La militarisation de l’appareil dirigeant, des organes d’Etat et, dans une certaine mesure, de la société depuis le coup d’Etat de mai 2014 en Thaïlande a favorisé une dérive du royaume vers la Chine. Les ambitions régionales chinoises tant au niveau économique que politique ont fait écho à la volonté de la junte thaïlandaise de renforcer ses liens avec Pékin après le refroidissement des relations avec les pays occidentaux. Ce rapprochement stratégique entre Bangkok et Pékin s’articule autour de grandes initiatives économiques, comme le projet de « La nouvelle route de la soie », ainsi qu’autour d’achats d’armements chinois par la junte et d’une coordination diplomatique sur les questions de sécurité régionale. Ce rapprochement n’est toutefois pas sans tensions, Bangkok se trouvant en position de vulnérabilité vis-à-vis de Pékin et voyant sa crédibilité au niveau international affectée.

Depuis le coup d’Etat du 22 mai 2014, qui a renversé le gouvernement élu de Yingluck Shinawatra et amené au pouvoir une junte dirigée par le général Prayut Chan-ocha – baptisée officiellement le Conseil National de la Paix et de l’Ordre, ou CNPO –, les militaires ont renforcé de manière considérable leur contrôle sur le pouvoir, préparé le terrain pour continuer à exercer un contrôle direct ou en sous-main du gouvernement après les élections prévues en 2019 et infiltré de nombreux secteurs de la société civile. Cette militarisation en profondeur, non seulement du système politique, mais aussi de la société dans son ensemble, est sans précédent depuis l’abolition de la monarchie absolue en 1932 et le renforcement consécutif du pouvoir politique des militaires, particulièrement de l’armée de terre.
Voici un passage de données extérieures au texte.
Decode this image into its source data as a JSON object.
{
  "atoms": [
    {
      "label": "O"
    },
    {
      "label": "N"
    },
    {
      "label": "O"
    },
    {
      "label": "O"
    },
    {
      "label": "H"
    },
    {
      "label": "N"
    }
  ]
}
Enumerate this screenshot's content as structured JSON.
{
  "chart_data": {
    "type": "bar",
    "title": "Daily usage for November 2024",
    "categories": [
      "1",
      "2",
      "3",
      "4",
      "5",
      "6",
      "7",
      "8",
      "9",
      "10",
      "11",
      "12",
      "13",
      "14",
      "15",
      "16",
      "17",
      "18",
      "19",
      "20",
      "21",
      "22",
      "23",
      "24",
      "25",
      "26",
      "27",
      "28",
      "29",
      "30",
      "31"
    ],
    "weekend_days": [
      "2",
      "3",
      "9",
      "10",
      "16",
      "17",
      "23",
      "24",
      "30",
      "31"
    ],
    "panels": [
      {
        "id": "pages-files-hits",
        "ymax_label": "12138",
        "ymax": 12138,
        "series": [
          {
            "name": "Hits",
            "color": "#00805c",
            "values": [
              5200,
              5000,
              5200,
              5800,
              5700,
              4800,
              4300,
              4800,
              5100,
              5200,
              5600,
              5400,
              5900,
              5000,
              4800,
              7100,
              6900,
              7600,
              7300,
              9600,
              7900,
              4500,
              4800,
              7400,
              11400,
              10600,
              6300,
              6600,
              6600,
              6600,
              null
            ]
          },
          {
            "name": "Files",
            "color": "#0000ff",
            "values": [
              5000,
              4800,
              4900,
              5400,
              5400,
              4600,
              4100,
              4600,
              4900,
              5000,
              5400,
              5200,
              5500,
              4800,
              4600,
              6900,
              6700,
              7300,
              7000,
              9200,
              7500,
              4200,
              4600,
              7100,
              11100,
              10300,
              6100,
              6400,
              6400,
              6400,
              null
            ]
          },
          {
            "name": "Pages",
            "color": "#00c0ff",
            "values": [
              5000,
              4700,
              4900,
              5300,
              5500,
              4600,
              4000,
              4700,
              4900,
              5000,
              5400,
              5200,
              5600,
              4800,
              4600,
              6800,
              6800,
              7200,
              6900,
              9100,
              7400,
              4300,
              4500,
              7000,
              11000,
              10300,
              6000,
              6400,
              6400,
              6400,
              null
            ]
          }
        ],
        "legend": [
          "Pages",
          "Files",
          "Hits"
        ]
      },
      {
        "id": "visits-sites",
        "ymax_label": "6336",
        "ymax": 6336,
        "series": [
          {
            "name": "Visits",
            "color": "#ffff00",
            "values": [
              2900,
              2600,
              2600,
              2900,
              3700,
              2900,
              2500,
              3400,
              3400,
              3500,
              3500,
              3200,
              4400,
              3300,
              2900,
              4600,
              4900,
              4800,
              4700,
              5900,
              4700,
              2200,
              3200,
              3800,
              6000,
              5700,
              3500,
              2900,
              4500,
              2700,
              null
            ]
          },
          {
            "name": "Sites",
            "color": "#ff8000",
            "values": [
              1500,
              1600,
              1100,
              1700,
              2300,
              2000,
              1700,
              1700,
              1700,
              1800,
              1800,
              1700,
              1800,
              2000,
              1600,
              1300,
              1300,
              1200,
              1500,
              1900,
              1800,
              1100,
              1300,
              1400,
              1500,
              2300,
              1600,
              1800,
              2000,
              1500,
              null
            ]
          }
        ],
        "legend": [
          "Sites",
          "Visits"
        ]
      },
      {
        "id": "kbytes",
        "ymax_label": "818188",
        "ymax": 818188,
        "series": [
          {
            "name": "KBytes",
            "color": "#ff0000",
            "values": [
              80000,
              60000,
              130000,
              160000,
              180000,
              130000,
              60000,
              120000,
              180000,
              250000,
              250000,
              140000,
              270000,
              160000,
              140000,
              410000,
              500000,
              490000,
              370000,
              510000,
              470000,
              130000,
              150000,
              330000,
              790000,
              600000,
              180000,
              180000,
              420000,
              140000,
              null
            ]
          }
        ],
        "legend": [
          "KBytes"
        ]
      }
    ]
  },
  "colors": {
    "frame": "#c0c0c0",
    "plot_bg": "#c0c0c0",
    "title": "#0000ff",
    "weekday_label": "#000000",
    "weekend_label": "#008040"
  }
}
La volonté de transformer les forces armées thaïlandaises en une force professionnelle, plus réduite, plus efficace et progressivement plus soumise au gouvernement civil, qui avait prévalu après le massacre de manifestants pro-démocratiques par l’armée en mai 1992 a été mise entre parenthèses. Tout au contraire, les changements constitutionnels, législatifs et d’attitude qui ont été opérés depuis le coup d’Etat de 2014 vont dans le sens inverse : celui d’une expansion des forces armées, d’un gonflement de son budget et d’une plus grande indépendance vis-à-vis de l’autorité civile. L’armée thaïlandaise est plus que jamais un « Etat dans l’Etat » ou, comme préfèrent le dire certains analystes, un « Etat parallèle ». Ce contexte d’une militarisation de l’Etat a favorisé une évolution géopolitique majeure : la dérive rapide du royaume dans l’orbite de la Chine à la fois au niveau économique, politique et militaire, comme nous allons le voir dans la seconde partie.
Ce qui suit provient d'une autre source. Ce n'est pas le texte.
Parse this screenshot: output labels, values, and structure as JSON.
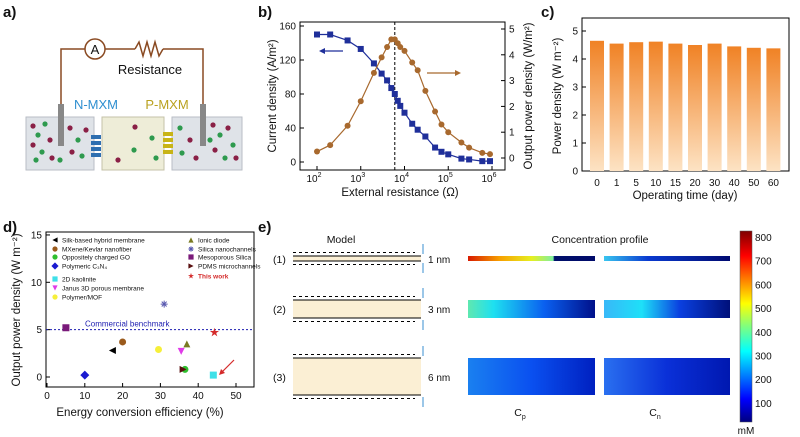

La militarisation de la société depuis 2014

Une des caractéristiques qui a émergé après le coup d’Etat de mai 2014 et qui n’avait jamais 86 existé à un tel niveau auparavant est la militarisation en profondeur et à de nombreux niveaux de la société thaïlandaise. Ce phénomène a été conditionné par un environnement légal favorable qui prévalait avant le coup, mais qui a été ensuite accentué par la constitution provisoire écrite sous la supervision de la junte dans les semaines qui ont suivi le putsch et par d’autres dispositions – décrets de la junte, nominations d’officiers à certains postes administratifs et mise en place d’un certain nombre d’institutions dont les membres sont nommés par les militaires. Parmi de nombreux exemples, nous avons choisi d’en mettre deux en exergue pour illustrer cette dérive.
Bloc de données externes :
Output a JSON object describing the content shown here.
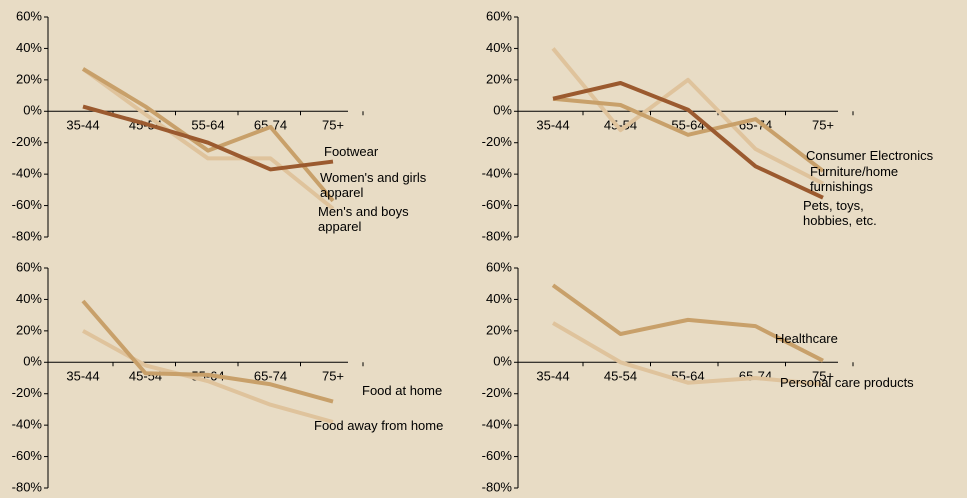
{
  "chart_data": [
    {
      "type": "line",
      "categories": [
        "35-44",
        "45-54",
        "55-64",
        "65-74",
        "75+"
      ],
      "ylim": [
        -80,
        60
      ],
      "yticks": [
        {
          "value": -80,
          "label": "-80%"
        },
        {
          "value": -60,
          "label": "-60%"
        },
        {
          "value": -40,
          "label": "-40%"
        },
        {
          "value": -20,
          "label": "-20%"
        },
        {
          "value": 0,
          "label": "0%"
        },
        {
          "value": 20,
          "label": "20%"
        },
        {
          "value": 40,
          "label": "40%"
        },
        {
          "value": 60,
          "label": "60%"
        }
      ],
      "series": [
        {
          "name": "Men's and boys apparel",
          "color": "#dfc39c",
          "values": [
            27,
            -2,
            -30,
            -30,
            -62
          ]
        },
        {
          "name": "Women's and girls apparel",
          "color": "#c8a06a",
          "values": [
            27,
            3,
            -25,
            -10,
            -57
          ]
        },
        {
          "name": "Footwear",
          "color": "#9b5a2f",
          "values": [
            3,
            -8,
            -20,
            -37,
            -32
          ]
        }
      ]
    },
    {
      "type": "line",
      "categories": [
        "35-44",
        "45-54",
        "55-64",
        "65-74",
        "75+"
      ],
      "ylim": [
        -80,
        60
      ],
      "yticks": [
        {
          "value": -80,
          "label": "-80%"
        },
        {
          "value": -60,
          "label": "-60%"
        },
        {
          "value": -40,
          "label": "-40%"
        },
        {
          "value": -20,
          "label": "-20%"
        },
        {
          "value": 0,
          "label": "0%"
        },
        {
          "value": 20,
          "label": "20%"
        },
        {
          "value": 40,
          "label": "40%"
        },
        {
          "value": 60,
          "label": "60%"
        }
      ],
      "series": [
        {
          "name": "Furniture/home furnishings",
          "color": "#dfc39c",
          "values": [
            40,
            -12,
            20,
            -24,
            -46
          ]
        },
        {
          "name": "Consumer Electronics",
          "color": "#c8a06a",
          "values": [
            8,
            4,
            -15,
            -5,
            -38
          ]
        },
        {
          "name": "Pets, toys, hobbies, etc.",
          "color": "#9b5a2f",
          "values": [
            8,
            18,
            1,
            -35,
            -55
          ]
        }
      ]
    },
    {
      "type": "line",
      "categories": [
        "35-44",
        "45-54",
        "55-64",
        "65-74",
        "75+"
      ],
      "ylim": [
        -80,
        60
      ],
      "yticks": [
        {
          "value": -80,
          "label": "-80%"
        },
        {
          "value": -60,
          "label": "-60%"
        },
        {
          "value": -40,
          "label": "-40%"
        },
        {
          "value": -20,
          "label": "-20%"
        },
        {
          "value": 0,
          "label": "0%"
        },
        {
          "value": 20,
          "label": "20%"
        },
        {
          "value": 40,
          "label": "40%"
        },
        {
          "value": 60,
          "label": "60%"
        }
      ],
      "series": [
        {
          "name": "Food away from home",
          "color": "#dfc39c",
          "values": [
            20,
            -2,
            -12,
            -27,
            -38
          ]
        },
        {
          "name": "Food at home",
          "color": "#c8a06a",
          "values": [
            39,
            -7,
            -8,
            -14,
            -25
          ]
        }
      ]
    },
    {
      "type": "line",
      "categories": [
        "35-44",
        "45-54",
        "55-64",
        "65-74",
        "75+"
      ],
      "ylim": [
        -80,
        60
      ],
      "yticks": [
        {
          "value": -80,
          "label": "-80%"
        },
        {
          "value": -60,
          "label": "-60%"
        },
        {
          "value": -40,
          "label": "-40%"
        },
        {
          "value": -20,
          "label": "-20%"
        },
        {
          "value": 0,
          "label": "0%"
        },
        {
          "value": 20,
          "label": "20%"
        },
        {
          "value": 40,
          "label": "40%"
        },
        {
          "value": 60,
          "label": "60%"
        }
      ],
      "series": [
        {
          "name": "Personal care products",
          "color": "#dfc39c",
          "values": [
            25,
            0,
            -13,
            -10,
            -14
          ]
        },
        {
          "name": "Healthcare",
          "color": "#c8a06a",
          "values": [
            49,
            18,
            27,
            23,
            1
          ]
        }
      ]
    }
  ]
}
L’article 44 de la constitution provisoire

L’article 44 de la constitution provisoire, rédigée par un groupe de juristes de l’université Chulalongkorn et signée par le roi régnant alors Bhumibol Adulyadej le 22 juillet 2014 sans consultation de la population, dispose que le chef du CNPO (la junte) peut décréter « n’importe quel acte pour le bien des réformes, la promotion de l’harmonie au sein de la population et pour prévenir ou supprimer tout acte ayant des conséquences négatives pour la sécurité nationale, la monarchie, l’économie nationale ou l’administration publique ». Ces décrets sont considérés « légaux, constitutionnels et finaux » et ne sont pas soumis au contrôle législatif, exécutif ou judiciaire. En un mot, cet article accorde un blanc-seing absolu au chef de la junte, sans aucune supervision. Il permet de facto la continuation de l’application de la loi martiale sous un autre habillage juridique.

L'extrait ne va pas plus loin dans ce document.